In den Labors am PSI und an der ETH Zürich haben die Forschenden mit verschiedenen Standardmethoden zur Struktur- und Gasanalyse gemessen, wie das Ceroxid mit dem Rhodium zusammengesetzt ist, wie gut die Aktivierung, also das Austreiben von Sauerstoff, funktioniert und wie gut die Bildung von Methan gelingt. Noch liefert unser kombinierter Prozess nur kleine Mengen an direkt verwertbaren Treibstoffen, resümiert Alxneit. Aber wir haben gezeigt, dass unsere Idee funktioniert. Sie ist hier der Schlüssel, denn davor war das alles nur Science Fiction.

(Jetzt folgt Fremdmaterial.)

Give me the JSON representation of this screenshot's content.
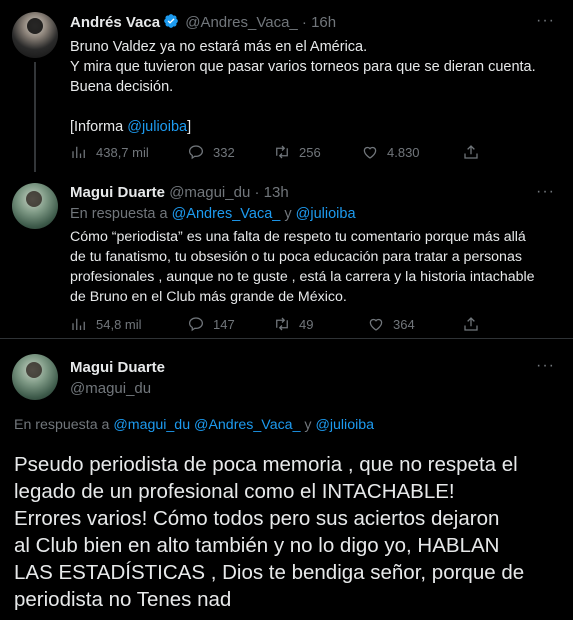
{
  "tweets": [
    {
      "author": "Andrés Vaca",
      "handle": "@Andres_Vaca_",
      "time": "· 16h",
      "verified": true,
      "lines": [
        "Bruno Valdez ya no estará más en el América.",
        "Y mira que tuvieron que pasar varios torneos para que se dieran cuenta.",
        "Buena decisión."
      ],
      "informa_prefix": "[Informa ",
      "informa_mention": "@julioiba",
      "informa_suffix": "]",
      "stats": {
        "views": "438,7 mil",
        "replies": "332",
        "retweets": "256",
        "likes": "4.830"
      }
    },
    {
      "author": "Magui Duarte",
      "handle": "@magui_du",
      "time": "· 13h",
      "reply_prefix": "En respuesta a ",
      "reply_mention1": "@Andres_Vaca_",
      "reply_and": " y ",
      "reply_mention2": "@julioiba",
      "lines": [
        "Cómo “periodista” es una falta de respeto tu comentario porque más allá",
        "de tu fanatismo, tu obsesión o tu poca educación para tratar a personas",
        "profesionales , aunque no te guste , está la carrera y la historia intachable",
        "de Bruno en el Club más grande de México."
      ],
      "stats": {
        "views": "54,8 mil",
        "replies": "147",
        "retweets": "49",
        "likes": "364"
      }
    },
    {
      "author": "Magui Duarte",
      "handle": "@magui_du",
      "reply_prefix": "En respuesta a ",
      "reply_mention1": "@magui_du",
      "reply_mention2": "@Andres_Vaca_",
      "reply_and": " y ",
      "reply_mention3": "@julioiba",
      "lines": [
        "Pseudo periodista de poca memoria , que no respeta el",
        "legado de un profesional como el INTACHABLE!",
        "Errores varios! Cómo todos pero sus aciertos dejaron",
        "al Club bien en alto también y no lo digo yo, HABLAN",
        "LAS ESTADÍSTICAS , Dios te bendiga señor, porque de",
        "periodista no Tenes nad"
      ]
    }
  ],
  "more_glyph": "···",
  "colors": {
    "background": "#000000",
    "text": "#e7e9ea",
    "muted": "#71767b",
    "link": "#1d9bf0"
  }
}
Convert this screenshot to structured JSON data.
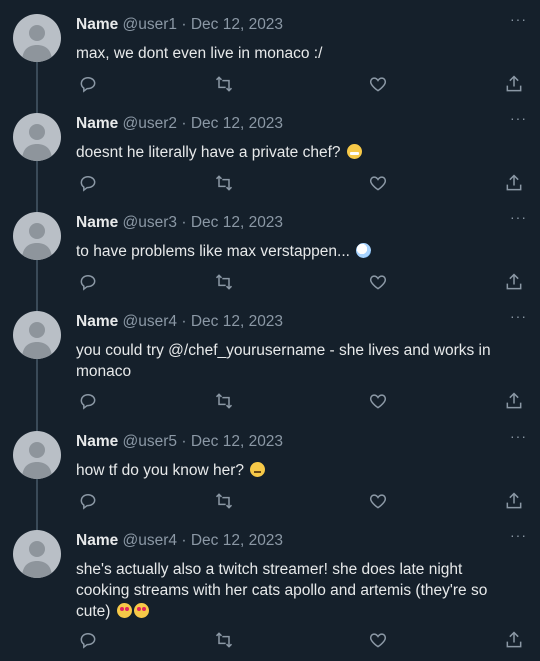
{
  "colors": {
    "background": "#15202b",
    "text": "#e7e9ea",
    "muted": "#8b98a5",
    "thread_line": "#3a4a58",
    "avatar": "#b9bfc6"
  },
  "more_label": "···",
  "icons": {
    "reply": "reply-icon",
    "retweet": "retweet-icon",
    "like": "heart-icon",
    "share": "share-icon",
    "more": "more-icon"
  },
  "tweets": [
    {
      "name": "Name",
      "handle": "@user1",
      "date": "Dec 12, 2023",
      "text": "max, we dont even live in monaco :/"
    },
    {
      "name": "Name",
      "handle": "@user2",
      "date": "Dec 12, 2023",
      "text": "doesnt he literally have a private chef?",
      "emoji": "grimacing-face"
    },
    {
      "name": "Name",
      "handle": "@user3",
      "date": "Dec 12, 2023",
      "text": "to have problems like max verstappen...",
      "emoji": "crystal-ball"
    },
    {
      "name": "Name",
      "handle": "@user4",
      "date": "Dec 12, 2023",
      "text": "you could try @/chef_yourusername - she lives and works in monaco"
    },
    {
      "name": "Name",
      "handle": "@user5",
      "date": "Dec 12, 2023",
      "text": "how tf do you know her?",
      "emoji": "confused-face"
    },
    {
      "name": "Name",
      "handle": "@user4",
      "date": "Dec 12, 2023",
      "text": "she's actually also a twitch streamer! she does late night cooking streams with her cats apollo and artemis (they're so cute)",
      "emoji": "heart-eyes-face"
    }
  ]
}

Tests im Hochleistungsofen bestanden

In ihren Experimenten nutzen die Forschenden der Einfachheit halber keine Sonnenenergie, um die Prozesse zu betreiben, sondern einen Hochleistungsofen der ETH Zürich. Für die Tests ist es egal, woher die Wärmeenergie kommt, erklärt Matthäus Rothensteiner, Doktorand am PSI und an der ETH Zürich und verantwortlich unter anderem für diese Tests.

Jeroen van Bokhoven, Leiter des Labors für Katalyse und nachhaltige Chemie am PSI und Professor für heterogene Katalyse an der ETH Zürich ergänzt: Dank dieser Tests haben wir wichtige Erkenntnisse über die Langzeitstabilität des Katalysators gewonnen. Mit unserem Hochleistungsofen konnten wir 59 Zyklen fahren und das besonders schnell. Einen ersten wichtigen Dauertest hat unser Material bereits problemlos bestanden. Nachdem sie die prinzipielle Machbarkeit ihres Verfahrens gezeigt haben, können sich die Forschenden nun seiner Optimierung widmen.